The Arms Race

Source: Thomas Schelling, The Strategy of Conflict, 1960; peak arsenals ~70,000 warheads combined

Finding

A nuclear arms race is competitive escalation where each side’s rational response (build more) produces a collectively irrational outcome (mutual assured destruction). At peak, the US and USSR possessed ~70,000 warheads — sufficient to destroy civilization many times over. The game-theoretic structure is a Prisoner’s Dilemma: each side’s dominant strategy is to arm, but mutual arming produces the worst collective outcome. The paradox of deterrence: peace maintained by threat of total destruction — stability through terror.

Properties Violated

Proportion violated by the logic of the game itself — the purpose (national security) requires only enough weapons to deter, but competitive dynamics drive accumulation far beyond any conceivable need. Seventy thousand warheads is not security; it is proportion consumed by its own mechanism.

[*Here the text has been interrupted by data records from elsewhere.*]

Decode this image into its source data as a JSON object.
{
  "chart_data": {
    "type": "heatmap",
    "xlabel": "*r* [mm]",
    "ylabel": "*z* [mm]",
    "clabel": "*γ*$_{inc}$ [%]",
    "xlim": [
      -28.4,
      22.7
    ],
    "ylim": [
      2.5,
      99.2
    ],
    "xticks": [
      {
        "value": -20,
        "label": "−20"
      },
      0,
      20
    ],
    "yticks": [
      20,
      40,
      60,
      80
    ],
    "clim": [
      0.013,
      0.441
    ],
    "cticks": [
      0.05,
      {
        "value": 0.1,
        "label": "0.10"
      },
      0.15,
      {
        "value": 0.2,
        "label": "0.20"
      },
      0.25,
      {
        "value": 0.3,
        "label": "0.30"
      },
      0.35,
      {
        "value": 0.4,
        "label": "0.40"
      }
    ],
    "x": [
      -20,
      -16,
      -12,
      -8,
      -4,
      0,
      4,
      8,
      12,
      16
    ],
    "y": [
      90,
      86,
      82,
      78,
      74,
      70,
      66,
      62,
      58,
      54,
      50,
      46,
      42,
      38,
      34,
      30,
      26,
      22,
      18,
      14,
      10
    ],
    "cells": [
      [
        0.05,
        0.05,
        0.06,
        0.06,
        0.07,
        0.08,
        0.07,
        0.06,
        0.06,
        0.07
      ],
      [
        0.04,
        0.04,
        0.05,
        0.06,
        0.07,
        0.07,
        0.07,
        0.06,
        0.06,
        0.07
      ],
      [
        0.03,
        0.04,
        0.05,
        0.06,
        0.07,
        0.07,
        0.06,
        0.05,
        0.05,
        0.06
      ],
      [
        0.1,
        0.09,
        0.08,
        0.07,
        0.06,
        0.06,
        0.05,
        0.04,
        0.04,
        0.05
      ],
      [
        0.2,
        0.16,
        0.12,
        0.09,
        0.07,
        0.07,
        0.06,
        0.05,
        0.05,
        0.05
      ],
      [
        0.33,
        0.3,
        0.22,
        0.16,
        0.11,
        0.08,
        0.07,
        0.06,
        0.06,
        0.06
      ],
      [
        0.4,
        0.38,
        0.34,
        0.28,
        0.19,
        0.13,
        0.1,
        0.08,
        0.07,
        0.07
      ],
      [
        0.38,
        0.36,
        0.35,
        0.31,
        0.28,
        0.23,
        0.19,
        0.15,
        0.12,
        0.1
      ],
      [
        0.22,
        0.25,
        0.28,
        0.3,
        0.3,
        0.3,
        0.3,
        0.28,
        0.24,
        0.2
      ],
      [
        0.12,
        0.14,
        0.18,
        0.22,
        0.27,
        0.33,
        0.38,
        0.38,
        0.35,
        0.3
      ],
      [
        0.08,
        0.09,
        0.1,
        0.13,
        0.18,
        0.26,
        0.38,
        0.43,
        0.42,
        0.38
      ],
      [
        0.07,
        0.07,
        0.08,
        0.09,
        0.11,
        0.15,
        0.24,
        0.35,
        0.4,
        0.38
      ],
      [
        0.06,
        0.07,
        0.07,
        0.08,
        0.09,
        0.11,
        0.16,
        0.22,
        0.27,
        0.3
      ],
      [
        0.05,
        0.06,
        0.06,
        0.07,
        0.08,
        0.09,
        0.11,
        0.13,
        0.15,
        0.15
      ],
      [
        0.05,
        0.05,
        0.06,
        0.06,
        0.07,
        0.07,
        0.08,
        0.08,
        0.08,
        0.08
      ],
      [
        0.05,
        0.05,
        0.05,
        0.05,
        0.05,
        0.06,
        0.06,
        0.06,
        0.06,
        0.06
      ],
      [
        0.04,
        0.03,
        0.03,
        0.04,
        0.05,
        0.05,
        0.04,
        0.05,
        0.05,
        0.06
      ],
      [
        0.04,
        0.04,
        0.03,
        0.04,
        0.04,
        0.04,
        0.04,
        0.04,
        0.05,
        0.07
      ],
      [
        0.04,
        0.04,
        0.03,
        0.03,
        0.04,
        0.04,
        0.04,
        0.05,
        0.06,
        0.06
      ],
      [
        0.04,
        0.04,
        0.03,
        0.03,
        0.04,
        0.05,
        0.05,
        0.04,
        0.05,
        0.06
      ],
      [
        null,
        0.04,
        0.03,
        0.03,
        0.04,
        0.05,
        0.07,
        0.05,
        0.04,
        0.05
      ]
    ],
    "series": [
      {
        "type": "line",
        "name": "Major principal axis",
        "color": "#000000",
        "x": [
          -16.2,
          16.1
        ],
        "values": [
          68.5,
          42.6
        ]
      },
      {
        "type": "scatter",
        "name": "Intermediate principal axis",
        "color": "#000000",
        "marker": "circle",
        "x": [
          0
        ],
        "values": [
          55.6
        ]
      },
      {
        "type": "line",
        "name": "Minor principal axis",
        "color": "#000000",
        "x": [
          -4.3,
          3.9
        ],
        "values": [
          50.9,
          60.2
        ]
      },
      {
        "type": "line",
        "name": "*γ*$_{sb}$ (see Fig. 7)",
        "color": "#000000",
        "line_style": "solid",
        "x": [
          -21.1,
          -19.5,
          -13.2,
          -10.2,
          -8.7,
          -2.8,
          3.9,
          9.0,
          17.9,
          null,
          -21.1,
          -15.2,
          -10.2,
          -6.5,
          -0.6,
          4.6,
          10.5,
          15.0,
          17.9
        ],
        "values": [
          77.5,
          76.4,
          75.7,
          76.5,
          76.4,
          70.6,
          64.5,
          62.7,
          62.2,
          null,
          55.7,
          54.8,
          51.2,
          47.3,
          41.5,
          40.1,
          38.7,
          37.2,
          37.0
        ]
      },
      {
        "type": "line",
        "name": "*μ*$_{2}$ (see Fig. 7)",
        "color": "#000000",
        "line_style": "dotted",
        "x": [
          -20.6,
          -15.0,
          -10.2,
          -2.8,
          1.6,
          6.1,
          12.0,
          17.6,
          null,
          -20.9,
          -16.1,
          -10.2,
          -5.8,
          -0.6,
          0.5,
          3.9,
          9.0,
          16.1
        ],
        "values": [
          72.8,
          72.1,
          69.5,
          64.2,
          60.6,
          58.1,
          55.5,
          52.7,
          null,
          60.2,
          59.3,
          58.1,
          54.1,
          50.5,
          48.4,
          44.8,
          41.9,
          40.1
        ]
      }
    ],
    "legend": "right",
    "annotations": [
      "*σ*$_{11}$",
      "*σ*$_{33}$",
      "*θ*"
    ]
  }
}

Alignment inverted — nuclear arsenals exist to prevent war, but their existence creates the possibility of annihilation. The instruments of peace are instruments of destruction; alignment holds only as long as they are never used.

Humility violated — each superpower claimed global-scale authority: the power to end civilization. No legitimate scope extends to the destruction of all human life.

Honesty strained — deterrence requires the threat to be credible, yet actual use would be suicidal. The threat must be honest enough to deter but too catastrophic to execute honestly.

Connections

Status

Schelling (1960, 1966). Warhead figure from NTI and FAS. Prisoner’s Dilemma: Axelrod (1984). Structural analysis is this project’s interpretation.


The mapping to the five properties is this project’s structural interpretation.